Despite the existing room for manoeuvre, it is clear that the spending cuts will force Finland to carefully consider which operations – new or old – it will contribute to and how. Against this backdrop, Finland should more clearly define its objectives and priorities in the area of military crisis management and consider how it can best meet these objectives. Similar demands have been expressed by various experts in recent years. However, the planned cutbacks make them all the more pressing.

So far, the Finnish government has not laid out its views on the future direction of Finland’s participation in military crisis management. The government programme merely notes that Finland should focus on crisis management operations that have the greatest impact and significance from the national point of view. However, this ostensibly clear statement raises more questions than it answers, as the impact and significance of the operations from the point of view of Finland depend entirely on what it is that Finland seeks to achieve.

Various reasons can be given to justify Finland’s participation in military crisis management also in the future. For example, the idea that the European Union should play a greater role in tackling the root causes of the ongoing refugee crisis has received broad support in Finland and other member states. One of the EU’s potential strengths in responding to the conflicts in its neighbourhood is its ability to deal with crises in a comprehensive manner, that is, to combine instruments like civilian and military crisis management, humanitarian aid and development policy.

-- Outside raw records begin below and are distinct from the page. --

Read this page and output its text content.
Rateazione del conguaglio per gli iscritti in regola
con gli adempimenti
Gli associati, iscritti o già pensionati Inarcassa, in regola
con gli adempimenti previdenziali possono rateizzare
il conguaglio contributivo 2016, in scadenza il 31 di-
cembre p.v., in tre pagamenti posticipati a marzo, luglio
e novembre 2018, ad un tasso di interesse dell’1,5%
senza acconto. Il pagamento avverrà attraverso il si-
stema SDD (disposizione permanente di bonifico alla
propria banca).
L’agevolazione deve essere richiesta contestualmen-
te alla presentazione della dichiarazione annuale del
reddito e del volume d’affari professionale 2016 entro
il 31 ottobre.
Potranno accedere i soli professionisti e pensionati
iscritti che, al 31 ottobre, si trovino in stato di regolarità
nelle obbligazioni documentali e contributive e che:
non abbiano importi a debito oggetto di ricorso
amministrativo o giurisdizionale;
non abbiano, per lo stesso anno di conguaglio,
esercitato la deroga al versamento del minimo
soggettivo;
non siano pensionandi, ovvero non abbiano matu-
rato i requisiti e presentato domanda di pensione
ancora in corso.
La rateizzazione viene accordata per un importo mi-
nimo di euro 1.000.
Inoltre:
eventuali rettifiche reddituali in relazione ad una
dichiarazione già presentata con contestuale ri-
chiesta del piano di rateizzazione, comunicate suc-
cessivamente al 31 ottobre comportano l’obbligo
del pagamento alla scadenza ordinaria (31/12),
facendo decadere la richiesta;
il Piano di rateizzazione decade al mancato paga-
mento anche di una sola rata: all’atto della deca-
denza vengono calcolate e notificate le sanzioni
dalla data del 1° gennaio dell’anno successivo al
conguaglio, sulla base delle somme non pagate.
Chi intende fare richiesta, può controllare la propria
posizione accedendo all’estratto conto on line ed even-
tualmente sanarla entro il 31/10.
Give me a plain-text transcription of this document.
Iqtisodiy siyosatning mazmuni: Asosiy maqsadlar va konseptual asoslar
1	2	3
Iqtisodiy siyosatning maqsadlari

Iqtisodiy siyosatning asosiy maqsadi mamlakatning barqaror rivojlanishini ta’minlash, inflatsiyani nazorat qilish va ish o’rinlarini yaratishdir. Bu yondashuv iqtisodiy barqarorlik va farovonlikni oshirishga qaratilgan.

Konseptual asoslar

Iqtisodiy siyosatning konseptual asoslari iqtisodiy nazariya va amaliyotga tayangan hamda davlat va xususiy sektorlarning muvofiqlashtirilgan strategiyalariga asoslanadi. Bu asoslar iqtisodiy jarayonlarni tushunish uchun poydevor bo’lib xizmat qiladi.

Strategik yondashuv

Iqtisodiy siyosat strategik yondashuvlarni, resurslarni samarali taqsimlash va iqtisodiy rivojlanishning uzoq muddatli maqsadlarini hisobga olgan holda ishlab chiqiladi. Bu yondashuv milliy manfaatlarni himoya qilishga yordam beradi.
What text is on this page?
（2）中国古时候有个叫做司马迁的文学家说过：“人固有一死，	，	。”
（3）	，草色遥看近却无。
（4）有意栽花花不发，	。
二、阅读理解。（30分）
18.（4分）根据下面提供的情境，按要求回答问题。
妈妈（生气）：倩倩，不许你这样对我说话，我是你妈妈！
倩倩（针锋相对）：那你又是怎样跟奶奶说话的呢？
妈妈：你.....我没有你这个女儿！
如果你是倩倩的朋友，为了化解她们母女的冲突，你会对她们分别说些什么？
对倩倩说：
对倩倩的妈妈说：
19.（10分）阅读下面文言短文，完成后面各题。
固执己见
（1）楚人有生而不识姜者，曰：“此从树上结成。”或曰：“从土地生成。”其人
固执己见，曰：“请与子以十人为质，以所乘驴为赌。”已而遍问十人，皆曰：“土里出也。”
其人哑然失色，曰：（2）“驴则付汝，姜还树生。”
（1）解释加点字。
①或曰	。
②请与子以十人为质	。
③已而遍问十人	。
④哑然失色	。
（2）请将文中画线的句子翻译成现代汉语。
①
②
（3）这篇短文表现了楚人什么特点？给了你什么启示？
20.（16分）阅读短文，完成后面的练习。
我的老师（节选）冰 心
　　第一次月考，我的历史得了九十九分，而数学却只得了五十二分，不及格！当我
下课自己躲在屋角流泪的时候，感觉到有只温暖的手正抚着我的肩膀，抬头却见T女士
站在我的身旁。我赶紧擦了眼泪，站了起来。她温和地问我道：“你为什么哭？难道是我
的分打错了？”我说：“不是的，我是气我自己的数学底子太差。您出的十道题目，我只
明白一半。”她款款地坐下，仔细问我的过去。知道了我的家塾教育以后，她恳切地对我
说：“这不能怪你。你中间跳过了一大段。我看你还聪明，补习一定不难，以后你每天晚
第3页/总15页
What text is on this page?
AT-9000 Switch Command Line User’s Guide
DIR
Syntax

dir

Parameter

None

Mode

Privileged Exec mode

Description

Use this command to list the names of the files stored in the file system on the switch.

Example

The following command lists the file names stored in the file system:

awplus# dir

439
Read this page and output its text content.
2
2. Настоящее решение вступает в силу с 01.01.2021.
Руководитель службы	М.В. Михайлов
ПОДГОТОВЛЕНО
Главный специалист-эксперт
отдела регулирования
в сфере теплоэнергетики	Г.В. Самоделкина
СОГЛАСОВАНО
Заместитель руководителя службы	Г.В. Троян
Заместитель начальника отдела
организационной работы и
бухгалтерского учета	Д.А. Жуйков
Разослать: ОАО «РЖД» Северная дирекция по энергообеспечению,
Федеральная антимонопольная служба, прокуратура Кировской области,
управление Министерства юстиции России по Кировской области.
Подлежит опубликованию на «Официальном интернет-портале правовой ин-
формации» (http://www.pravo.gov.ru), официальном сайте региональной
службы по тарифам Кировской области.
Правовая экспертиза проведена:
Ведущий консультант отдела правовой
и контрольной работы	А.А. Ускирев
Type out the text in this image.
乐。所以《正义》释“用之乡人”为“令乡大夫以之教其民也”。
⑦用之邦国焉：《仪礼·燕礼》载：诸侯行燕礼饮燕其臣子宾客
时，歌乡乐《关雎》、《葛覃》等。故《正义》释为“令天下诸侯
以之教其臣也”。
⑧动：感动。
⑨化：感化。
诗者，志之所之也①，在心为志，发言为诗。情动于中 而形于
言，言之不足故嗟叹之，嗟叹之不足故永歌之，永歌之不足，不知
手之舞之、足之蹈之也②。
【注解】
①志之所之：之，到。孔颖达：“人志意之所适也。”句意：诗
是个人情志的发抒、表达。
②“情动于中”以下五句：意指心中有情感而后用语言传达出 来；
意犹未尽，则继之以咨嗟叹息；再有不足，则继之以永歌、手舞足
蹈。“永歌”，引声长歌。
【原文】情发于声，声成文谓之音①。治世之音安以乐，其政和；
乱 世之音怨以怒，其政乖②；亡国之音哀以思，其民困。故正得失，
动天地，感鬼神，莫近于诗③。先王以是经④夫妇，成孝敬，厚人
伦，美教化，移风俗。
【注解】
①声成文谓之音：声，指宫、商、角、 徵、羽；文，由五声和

Successive Finnish governments have strongly advocated the idea of comprehensive crisis management – both nationally and at the EU level. Could strengthening the comprehensive approach – with a particular focus on the EU’s neighbourhood – thus be one of the key priorities of Finnish military crisis management?

Or should Finland react to the tensions in the Baltic Sea Region by approaching international crisis management more from the point of view of national defence? In that case, Finland’s participation in international crisis management should be contingent upon the needs of the Finnish Defence Forces.

And what about the potential indirect benefits of crisis management? To what extent does Finland see crisis management as a way to support the UN, strengthen the EU’s foreign, security and defence policies, enhance its partnership with NATO or simply raise its own international profile?

Ideally, individual operations help Finland achieve several goals at once. In practice, however, Finland will have to make tough choices. Defining the objectives of the country’s participation in military crisis management should thus be a key question when the government starts to prepare its upcoming reports on foreign and security policy, as well as defence policy.